Erfolgreiche Teamarbeit: MHH-Hämatologen führten 2020 insgesamt 96 Blutstammzellübertragungen durch – trotz Corona-Bedingungen
Stand: 11. März 2021
Die Transplantation von Knochenmark- und Blutstammzellen ist ein kompliziertes und für die Patientinnen und Patienten sehr belastendes Verfahren. Dennoch stellt sie oft die einzige Chance auf Heilung dar. In der Klinik für Hämatologie, Hämostaseologie, Onkologie und Stammzelltransplantation der Medizinischen Hochschule Hannover (MHH) wurden 2020 insgesamt 96 allogene Stammzelltransplantationen vorgenommen – so viele wie nie zuvor. „Allogen“ bedeutet, dass die Stammzellen von einer Spenderperson kommen, also von einem Verwandten oder einer anonymen Person. Klinikdirektor Professor Dr. Arnold Ganser freut sich über den Rekord: „Wir konnten vielen Betroffenen helfen, obwohl die Abläufe rund um die Transplantationen durch die Corona-Pandemie erschwert waren.“ Möglich war das vor allem durch die gute Teamarbeit aller beteiligten Bereiche und Fachleute. 2019 waren in der Klinik 90 Stammzelltransplantationen durchgeführt worden.
Bei erwachsenen Patientinnen und Patienten werden Stammzelltransplantationen vor allem bei bösartigen Erkrankungen der Blutbildung vorgenommen. „Meistens handelt es sich dabei um Leukämien, also Blutkrebs, oder um Lymphome, das sind Tumore im Lymphgewebe“, erklärt Professor Dr.
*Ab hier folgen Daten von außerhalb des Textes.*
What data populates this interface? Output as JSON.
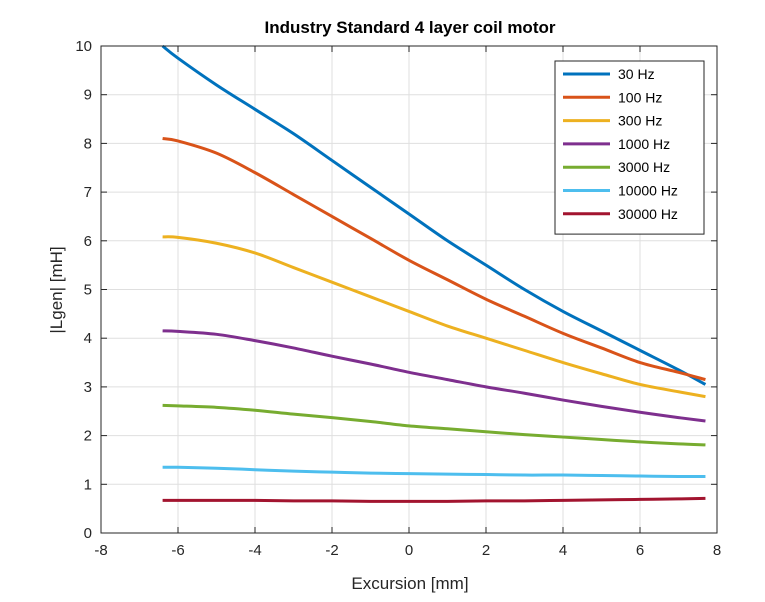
{
  "chart_data": {
    "type": "line",
    "title": "Industry Standard 4 layer coil motor",
    "xlabel": "Excursion [mm]",
    "ylabel": "|Lgen| [mH]",
    "xlim": [
      -8,
      8
    ],
    "ylim": [
      0,
      10
    ],
    "xticks": [
      -8,
      -6,
      -4,
      -2,
      0,
      2,
      4,
      6,
      8
    ],
    "yticks": [
      0,
      1,
      2,
      3,
      4,
      5,
      6,
      7,
      8,
      9,
      10
    ],
    "grid": true,
    "legend_position": "top-right",
    "x": [
      -6.4,
      -6,
      -5,
      -4,
      -3,
      -2,
      -1,
      0,
      1,
      2,
      3,
      4,
      5,
      6,
      7,
      7.7
    ],
    "series": [
      {
        "name": "30 Hz",
        "color": "#0072BD",
        "values": [
          10.0,
          9.75,
          9.2,
          8.7,
          8.2,
          7.65,
          7.1,
          6.55,
          6.0,
          5.5,
          5.0,
          4.55,
          4.15,
          3.75,
          3.35,
          3.05
        ]
      },
      {
        "name": "100 Hz",
        "color": "#D95319",
        "values": [
          8.1,
          8.05,
          7.8,
          7.4,
          6.95,
          6.5,
          6.05,
          5.6,
          5.2,
          4.8,
          4.45,
          4.1,
          3.8,
          3.5,
          3.3,
          3.15
        ]
      },
      {
        "name": "300 Hz",
        "color": "#EDB120",
        "values": [
          6.08,
          6.07,
          5.95,
          5.75,
          5.45,
          5.15,
          4.85,
          4.55,
          4.25,
          4.0,
          3.75,
          3.5,
          3.27,
          3.05,
          2.9,
          2.8
        ]
      },
      {
        "name": "1000 Hz",
        "color": "#7E2F8E",
        "values": [
          4.15,
          4.14,
          4.08,
          3.95,
          3.8,
          3.63,
          3.47,
          3.3,
          3.15,
          3.0,
          2.87,
          2.73,
          2.6,
          2.48,
          2.37,
          2.3
        ]
      },
      {
        "name": "3000 Hz",
        "color": "#77AC30",
        "values": [
          2.62,
          2.61,
          2.58,
          2.52,
          2.44,
          2.37,
          2.29,
          2.2,
          2.14,
          2.08,
          2.02,
          1.97,
          1.92,
          1.87,
          1.83,
          1.81
        ]
      },
      {
        "name": "10000 Hz",
        "color": "#4DBEEE",
        "values": [
          1.35,
          1.35,
          1.33,
          1.3,
          1.27,
          1.25,
          1.23,
          1.22,
          1.21,
          1.2,
          1.19,
          1.19,
          1.18,
          1.17,
          1.16,
          1.16
        ]
      },
      {
        "name": "30000 Hz",
        "color": "#A2142F",
        "values": [
          0.67,
          0.67,
          0.67,
          0.67,
          0.66,
          0.66,
          0.65,
          0.65,
          0.65,
          0.66,
          0.66,
          0.67,
          0.68,
          0.69,
          0.7,
          0.71
        ]
      }
    ]
  }
}
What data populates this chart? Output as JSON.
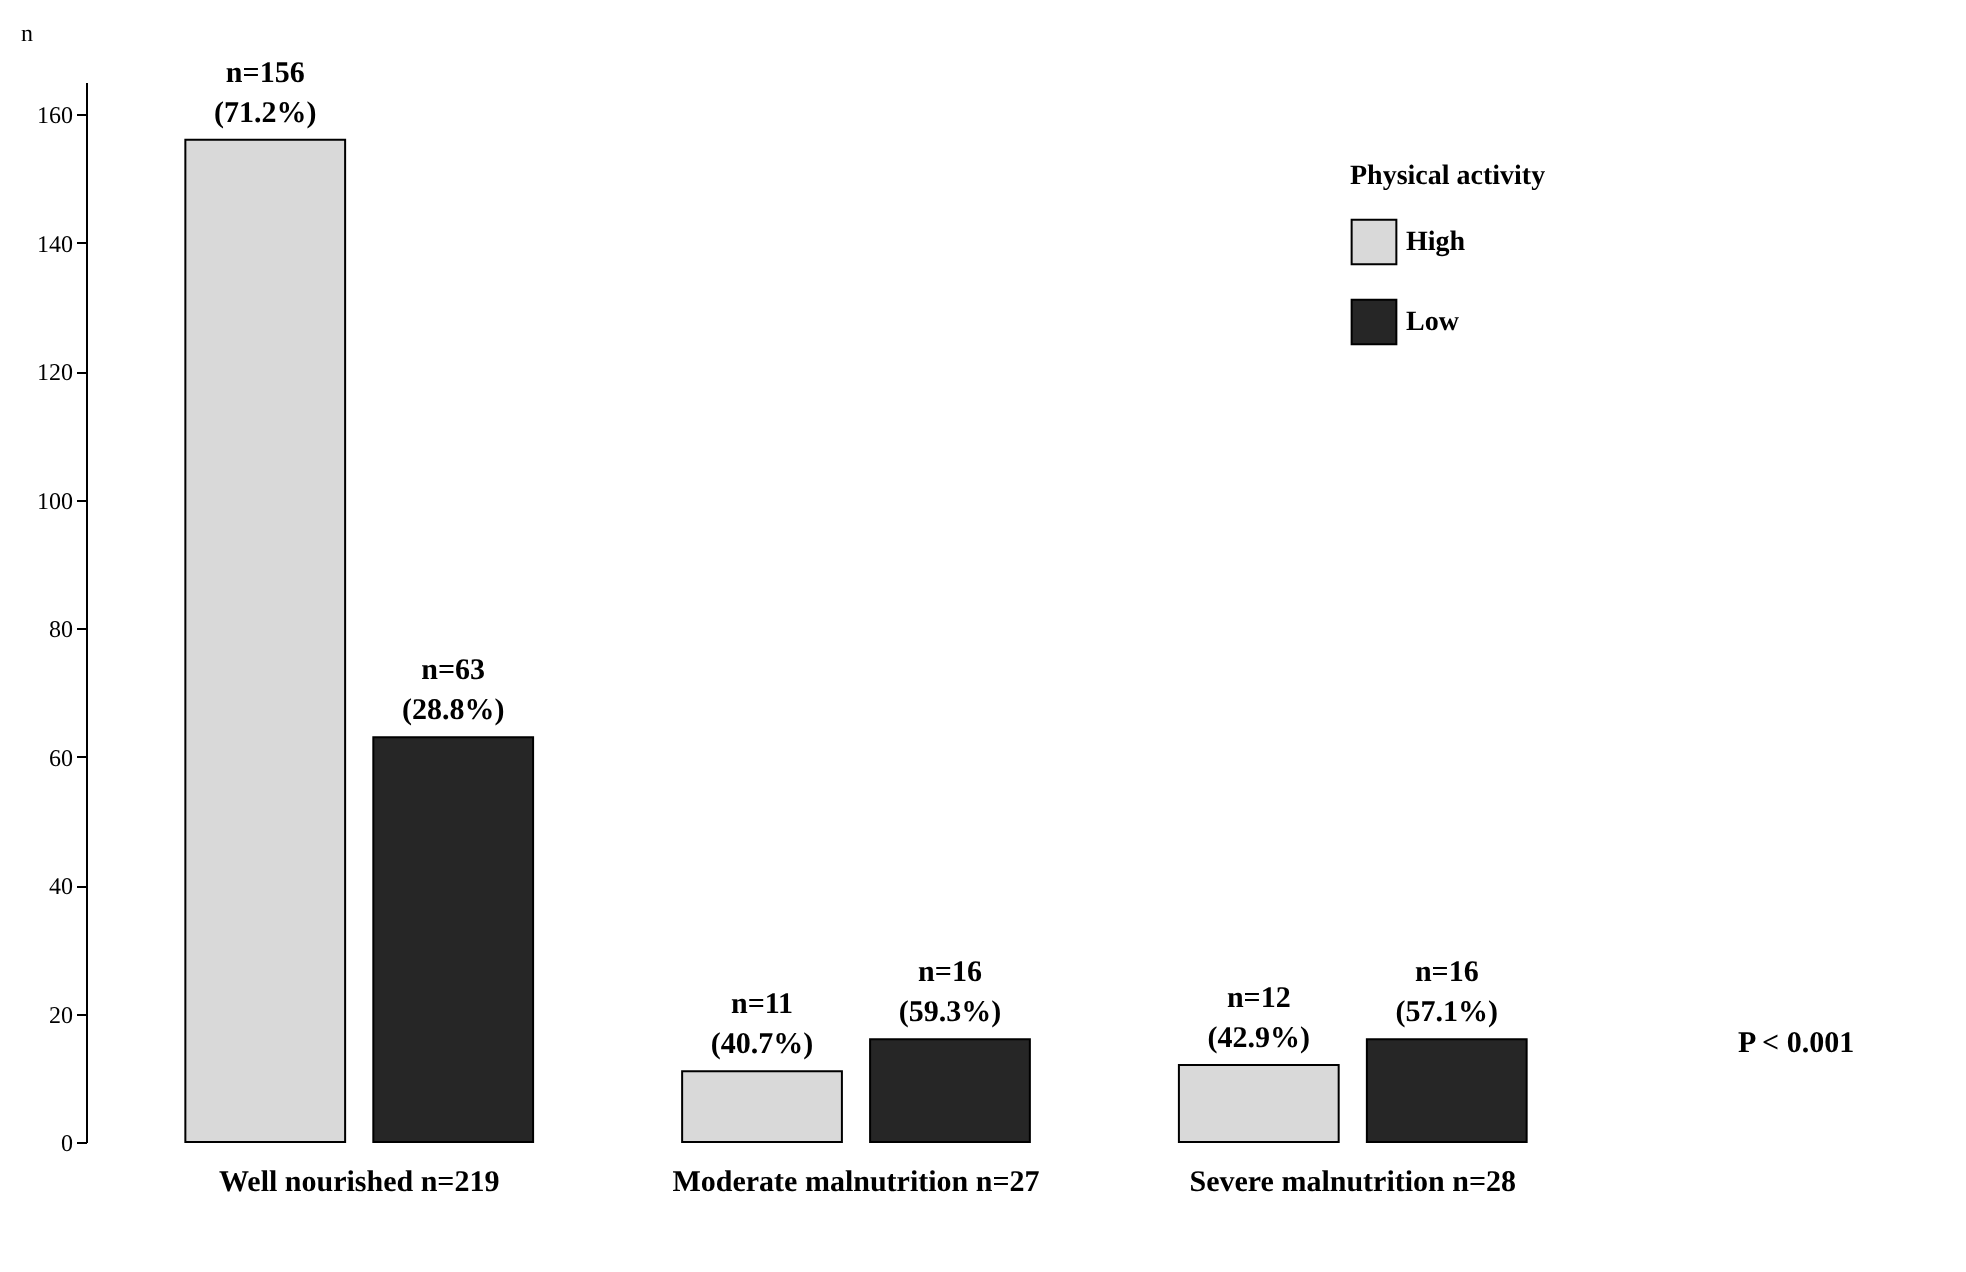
{
  "chart_data": {
    "type": "bar",
    "ylabel": "n",
    "legend_title": "Physical activity",
    "legend": "top right",
    "categories": [
      "Well nourished\nn=219",
      "Moderate malnutrition\nn=27",
      "Severe malnutrition\nn=28"
    ],
    "series": [
      {
        "name": "High",
        "color": "#d9d9d9",
        "values": [
          156,
          11,
          12
        ],
        "value_labels": [
          "n=156\n(71.2%)",
          "n=11\n(40.7%)",
          "n=12\n(42.9%)"
        ]
      },
      {
        "name": "Low",
        "color": "#262626",
        "values": [
          63,
          16,
          16
        ],
        "value_labels": [
          "n=63\n(28.8%)",
          "n=16\n(59.3%)",
          "n=16\n(57.1%)"
        ]
      }
    ],
    "ylim": [
      0,
      165
    ],
    "yticks": [
      0,
      20,
      40,
      60,
      80,
      100,
      120,
      140,
      160
    ],
    "grid": false,
    "annotations": [
      "P < 0.001"
    ]
  }
}
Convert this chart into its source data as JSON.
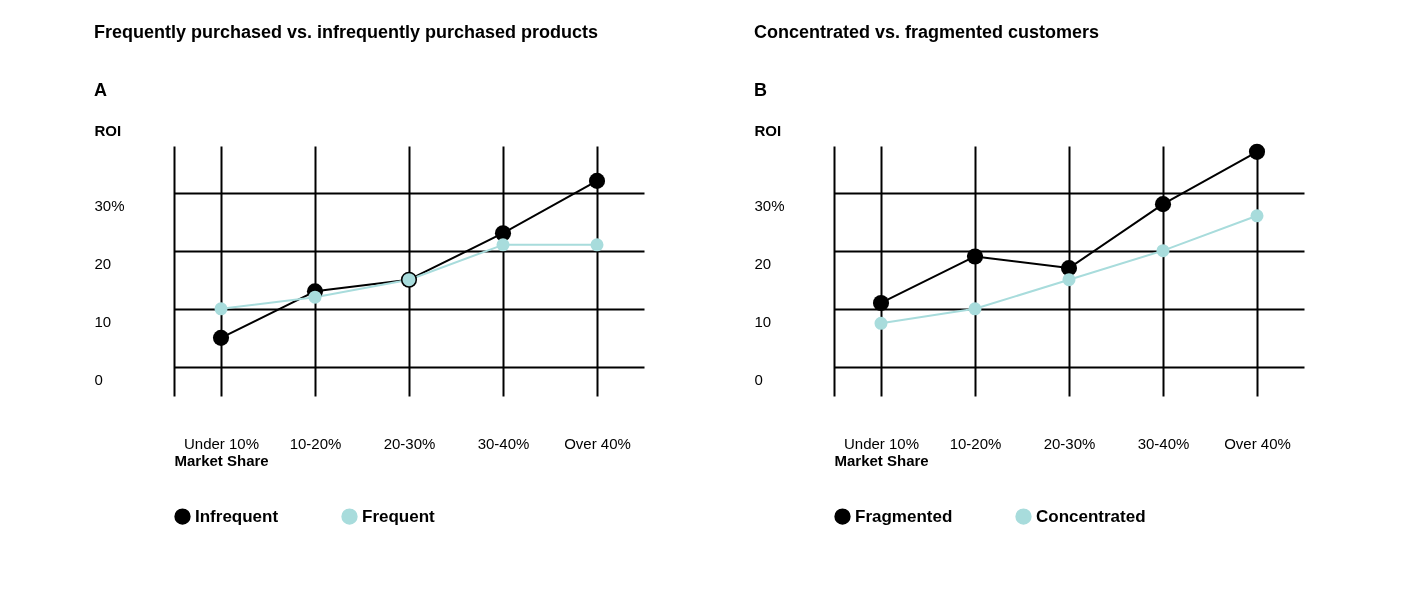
{
  "chart_data": [
    {
      "type": "line",
      "title": "Frequently purchased vs. infrequently purchased products",
      "annotations": [
        "A"
      ],
      "xlabel": "Market Share",
      "ylabel": "ROI",
      "categories": [
        "Under 10%",
        "10-20%",
        "20-30%",
        "30-40%",
        "Over 40%"
      ],
      "series": [
        {
          "name": "Infrequent",
          "color": "#000000",
          "values": [
            5,
            13,
            15,
            23,
            32
          ]
        },
        {
          "name": "Frequent",
          "color": "#a8dcdc",
          "values": [
            10,
            12,
            15,
            21,
            21
          ]
        }
      ],
      "ylim": [
        -5,
        38
      ],
      "yticks": [
        0,
        10,
        20,
        {
          "value": 30,
          "label": "30%"
        }
      ],
      "grid": true,
      "legend": "bottom",
      "marker": "circle"
    },
    {
      "type": "line",
      "title": "Concentrated vs. fragmented customers",
      "annotations": [
        "B"
      ],
      "xlabel": "Market Share",
      "ylabel": "ROI",
      "categories": [
        "Under 10%",
        "10-20%",
        "20-30%",
        "30-40%",
        "Over 40%"
      ],
      "series": [
        {
          "name": "Fragmented",
          "color": "#000000",
          "values": [
            11,
            19,
            17,
            28,
            37
          ]
        },
        {
          "name": "Concentrated",
          "color": "#a8dcdc",
          "values": [
            7.5,
            10,
            15,
            20,
            26
          ]
        }
      ],
      "ylim": [
        -5,
        38
      ],
      "yticks": [
        0,
        10,
        20,
        {
          "value": 30,
          "label": "30%"
        }
      ],
      "grid": true,
      "legend": "bottom",
      "marker": "circle"
    }
  ]
}
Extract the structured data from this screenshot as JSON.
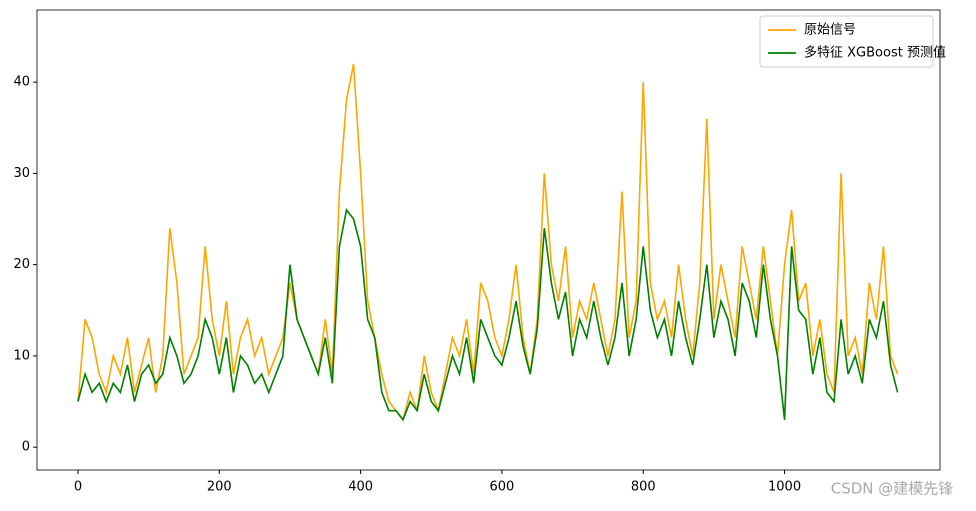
{
  "chart_data": {
    "type": "line",
    "x": [
      0,
      10,
      20,
      30,
      40,
      50,
      60,
      70,
      80,
      90,
      100,
      110,
      120,
      130,
      140,
      150,
      160,
      170,
      180,
      190,
      200,
      210,
      220,
      230,
      240,
      250,
      260,
      270,
      280,
      290,
      300,
      310,
      320,
      330,
      340,
      350,
      360,
      370,
      380,
      390,
      400,
      410,
      420,
      430,
      440,
      450,
      460,
      470,
      480,
      490,
      500,
      510,
      520,
      530,
      540,
      550,
      560,
      570,
      580,
      590,
      600,
      610,
      620,
      630,
      640,
      650,
      660,
      670,
      680,
      690,
      700,
      710,
      720,
      730,
      740,
      750,
      760,
      770,
      780,
      790,
      800,
      810,
      820,
      830,
      840,
      850,
      860,
      870,
      880,
      890,
      900,
      910,
      920,
      930,
      940,
      950,
      960,
      970,
      980,
      990,
      1000,
      1010,
      1020,
      1030,
      1040,
      1050,
      1060,
      1070,
      1080,
      1090,
      1100,
      1110,
      1120,
      1130,
      1140,
      1150,
      1160
    ],
    "series": [
      {
        "name": "原始信号",
        "color": "#ffa500",
        "values": [
          5,
          14,
          12,
          8,
          6,
          10,
          8,
          12,
          6,
          9,
          12,
          6,
          10,
          24,
          18,
          8,
          10,
          12,
          22,
          14,
          10,
          16,
          8,
          12,
          14,
          10,
          12,
          8,
          10,
          12,
          18,
          14,
          12,
          10,
          8,
          14,
          8,
          28,
          38,
          42,
          30,
          16,
          12,
          8,
          5,
          4,
          3,
          6,
          4,
          10,
          6,
          4,
          8,
          12,
          10,
          14,
          8,
          18,
          16,
          12,
          10,
          14,
          20,
          12,
          8,
          14,
          30,
          20,
          16,
          22,
          12,
          16,
          14,
          18,
          14,
          10,
          14,
          28,
          12,
          16,
          40,
          18,
          14,
          16,
          12,
          20,
          14,
          10,
          18,
          36,
          14,
          20,
          16,
          12,
          22,
          18,
          14,
          22,
          16,
          10,
          20,
          26,
          16,
          18,
          10,
          14,
          8,
          6,
          30,
          10,
          12,
          8,
          18,
          14,
          22,
          10,
          8
        ]
      },
      {
        "name": "多特征 XGBoost 预测值",
        "color": "#008000",
        "values": [
          5,
          8,
          6,
          7,
          5,
          7,
          6,
          9,
          5,
          8,
          9,
          7,
          8,
          12,
          10,
          7,
          8,
          10,
          14,
          12,
          8,
          12,
          6,
          10,
          9,
          7,
          8,
          6,
          8,
          10,
          20,
          14,
          12,
          10,
          8,
          12,
          7,
          22,
          26,
          25,
          22,
          14,
          12,
          6,
          4,
          4,
          3,
          5,
          4,
          8,
          5,
          4,
          7,
          10,
          8,
          12,
          7,
          14,
          12,
          10,
          9,
          12,
          16,
          11,
          8,
          13,
          24,
          18,
          14,
          17,
          10,
          14,
          12,
          16,
          12,
          9,
          12,
          18,
          10,
          14,
          22,
          15,
          12,
          14,
          10,
          16,
          12,
          9,
          14,
          20,
          12,
          16,
          14,
          10,
          18,
          16,
          12,
          20,
          14,
          10,
          3,
          22,
          15,
          14,
          8,
          12,
          6,
          5,
          14,
          8,
          10,
          7,
          14,
          12,
          16,
          9,
          6
        ]
      }
    ],
    "xlim": [
      -58,
      1220
    ],
    "ylim": [
      -2.5,
      47.9
    ],
    "xticks": [
      0,
      200,
      400,
      600,
      800,
      1000
    ],
    "yticks": [
      0,
      10,
      20,
      30,
      40
    ],
    "legend": "upper right"
  },
  "watermark": "CSDN @建模先锋"
}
Matthias Eder, stellvertretender Klinikdirektor. Eine Stammzellübertragung ist beispielsweise angezeigt, wenn eine Chemotherapie nicht den erwünschten Erfolg gebracht hat. Die Zellen stammen meistens aus dem Blut, seltener aus dem Knochenmark der Spenderin oder des Spenders.
Langwieriger Prozess
Für die Transplantation werden die Betroffenen zunächst „konditioniert“, das heißt, ihr eigenes Knochenmark und die erkrankten Zellen werden zerstört. Danach erfolgt – sozusagen als Ersatz für das zerstörte Knochenmark – die Übertragung der Spenderstammzellen. Diese siedeln sich dann in den Markhöhlen der Knochen an und beginnen neue funktionstüchtige Blutzellen zu bilden. „Wenn keine Komplikationen auftreten, dauert der Prozess etwa sechs Wochen“, erläutert Dr. Gernot Beutel, Oberarzt der Station für allogene Stammzelltransplantationen.
Nach der Transplantation sind die Patienten extrem infektionsanfällig. Außerdem sind Abstoßungsreaktionen möglich. Durch die zum Teil monatelange Einnahme von Medikamenten sollen diese verhindert werden. „In dieser kritischen Phase werden die Betroffenen zunächst wöchentlich, später jährlich ambulant nachbetreut“, sagt Dr. Michael Stadler, Oberarzt der Ambulanz für Knochenmark- und Blutstammzelltransplantation.
Rekord durch Teamarbeit
Die Blutstammzelltransplantation ist ein extrem durchorganisiertes Verfahren. Viele Bereiche und Fachleute arbeiten dabei Hand in Hand: Ärztinnen und Ärzte sowie Pflegerinnen und Pfleger auf der Station und in der Ambulanz, Fachleute der Koordination und der Dokumentation sowie Expertinnen und Experten des Instituts für Transfusionsmedizin und Transplant Engineering sowie des Cellular Therapy Centre. Die Corona-Pandemie hat die Abläufe deutlich erschwert. So ist es beispielsweise nicht mehr sicher, der vorher ermittelten Spenderperson genau zum passenden Zeitpunkt Stammzellen entnehmen zu können. „Es könnte ja sein, dass die betreffende Person an Corona erkrankt ist oder sich in Quarantäne befindet“, erklärt Professor Eder. „Dann hätten wir den Patienten oder die Patientin konditioniert und die dringend benötigten Spenderstammzellen wären nicht da.“
Um solchen lebensgefährdenden Situationen vorzubeugen, werden die Transplantate vor Beginn der Konditionierung eingefroren und erst zum Transplantationszeitpunkt auf der Station aufgetaut. Erst wenn das Transplantat in der Klinik ist, wird mit der Konditionierung des Patienten oder der Patientin begonnen. „Das alles bedeutet ein deutliches Mehr an Organisation. Aber durch die hervorragende Teamarbeit haben wir es im vergangenen Jahr sogar zu dem Rekord gebracht “, stellt Klinikdirektor Professor Ganser fest.